Shanghai Ark Biopharmaceutical (ArkBio) has announced that China’s National Medical Products Administration (NMPA) has approved the New Drug Application Serdexmethylphenidate Chloride and Dexmethylphenidate Hydrochloride Capsules (Azstarys) for the treatment of Attention Deficit Hyperactivity Disorder (ADHD) in patients aged six years and above in China.

Azstarys is a central nervous system stimulant formulated as a once-daily capsule that combines serdexmethylphenidate (SDX), a prodrug of dexmethylphenidate, with immediate-release dexmethylphenidate (d-MPH). The fixed-ratio formulation is designed to deliver rapid symptom relief while maintaining sustained therapeutic effect throughout the day. Following ingestion, the immediate-release component provides early onset of action, while SDX is gradually converted to d-MPH in the lower gastrointestinal tract, enabling extended symptom control. 
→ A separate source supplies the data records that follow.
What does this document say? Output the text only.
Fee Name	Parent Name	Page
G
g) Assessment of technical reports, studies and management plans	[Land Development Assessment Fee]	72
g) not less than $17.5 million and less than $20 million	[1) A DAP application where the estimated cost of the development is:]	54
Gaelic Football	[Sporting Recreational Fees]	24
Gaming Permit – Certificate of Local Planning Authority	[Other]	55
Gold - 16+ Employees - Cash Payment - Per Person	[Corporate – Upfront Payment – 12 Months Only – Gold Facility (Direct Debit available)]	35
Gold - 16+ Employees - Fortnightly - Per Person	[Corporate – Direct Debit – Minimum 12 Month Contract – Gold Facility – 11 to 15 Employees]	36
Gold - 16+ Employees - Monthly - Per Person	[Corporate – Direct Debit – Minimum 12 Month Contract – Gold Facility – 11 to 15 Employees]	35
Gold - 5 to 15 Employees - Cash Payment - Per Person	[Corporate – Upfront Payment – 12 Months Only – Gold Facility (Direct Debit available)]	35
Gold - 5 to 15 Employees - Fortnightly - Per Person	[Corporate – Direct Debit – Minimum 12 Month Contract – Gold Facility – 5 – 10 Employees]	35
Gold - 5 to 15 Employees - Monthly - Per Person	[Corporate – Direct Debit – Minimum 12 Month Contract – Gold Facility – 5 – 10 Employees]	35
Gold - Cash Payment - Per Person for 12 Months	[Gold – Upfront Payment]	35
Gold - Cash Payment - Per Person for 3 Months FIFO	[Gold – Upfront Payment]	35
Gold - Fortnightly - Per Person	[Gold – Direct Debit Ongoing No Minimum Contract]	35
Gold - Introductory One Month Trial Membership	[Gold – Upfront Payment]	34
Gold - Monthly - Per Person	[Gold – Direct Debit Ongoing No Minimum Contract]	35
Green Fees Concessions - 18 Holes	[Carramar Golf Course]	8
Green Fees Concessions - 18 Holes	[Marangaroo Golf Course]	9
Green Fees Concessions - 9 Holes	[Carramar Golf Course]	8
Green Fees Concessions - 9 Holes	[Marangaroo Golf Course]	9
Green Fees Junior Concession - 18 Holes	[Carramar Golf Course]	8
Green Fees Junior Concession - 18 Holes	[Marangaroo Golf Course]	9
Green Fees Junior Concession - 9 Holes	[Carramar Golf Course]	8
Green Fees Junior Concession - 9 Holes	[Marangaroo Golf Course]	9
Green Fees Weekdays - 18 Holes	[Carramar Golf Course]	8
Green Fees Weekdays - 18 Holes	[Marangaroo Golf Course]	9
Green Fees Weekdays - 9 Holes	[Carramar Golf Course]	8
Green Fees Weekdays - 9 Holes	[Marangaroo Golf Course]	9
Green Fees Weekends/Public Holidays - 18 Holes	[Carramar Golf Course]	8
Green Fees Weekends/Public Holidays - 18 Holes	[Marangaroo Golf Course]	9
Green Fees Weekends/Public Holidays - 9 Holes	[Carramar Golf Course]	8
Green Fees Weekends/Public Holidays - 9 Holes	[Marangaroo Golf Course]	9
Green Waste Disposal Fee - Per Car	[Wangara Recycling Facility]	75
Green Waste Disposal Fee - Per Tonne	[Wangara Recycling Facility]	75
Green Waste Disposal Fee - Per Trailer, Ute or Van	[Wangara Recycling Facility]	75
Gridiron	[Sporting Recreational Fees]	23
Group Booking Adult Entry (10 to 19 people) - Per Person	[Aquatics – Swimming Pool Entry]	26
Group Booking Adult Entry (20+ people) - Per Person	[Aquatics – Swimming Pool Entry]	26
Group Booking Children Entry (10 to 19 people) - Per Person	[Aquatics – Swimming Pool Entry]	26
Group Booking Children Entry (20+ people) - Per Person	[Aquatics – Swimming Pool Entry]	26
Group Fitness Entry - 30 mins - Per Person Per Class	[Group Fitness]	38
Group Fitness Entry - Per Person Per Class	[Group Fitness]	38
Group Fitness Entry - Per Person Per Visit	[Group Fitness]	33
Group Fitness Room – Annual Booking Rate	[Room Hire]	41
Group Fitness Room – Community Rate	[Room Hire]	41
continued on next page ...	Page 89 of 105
Professor Yi Zheng of Beijing Anding Hospital, Capital Medical University, and lead principal investigator of the Phase III trial, said the approval provides clinicians with a new therapeutic tool, particularly for patients who have shown suboptimal response or tolerance to existing treatments.

The approval follows positive results from a pivotal Phase III clinical trial conducted in Chinese patients with ADHD, in which Azstarys met both primary and key secondary endpoints. The study demonstrated statistically significant and clinically meaningful improvements in core ADHD symptoms compared with placebo across all assessment time points. With limited existing therapies and historical supply constraints, the combination product offers a new option for clinicians and patients.

This new capsule is the first ADHD medication approved in China to provide both rapid onset and sustained, all-day symptom control through its dual immediate-release and prodrug-based extended-release mechanism. 

Professor Jing Liu, Director of the Child Psychiatry Center at Peking University Sixth Hospital and co–lead investigator of the trial, added that the introduction of Azstarys expands treatment choices and supports efforts to improve long-term outcomes for children with ADHD in China.

The drug was previously approved by the U.S. Food and Drug Administration in March 2021 for patients aged six and older. In China, despite, ADHD prevalence among children and adolescents is estimated at about 6.4 per cent, affecting more than 23 million individuals, the treatment options in the country remain limited, with many patients discontinuing therapy due to inadequate efficacy, side effects or dosing inconvenience.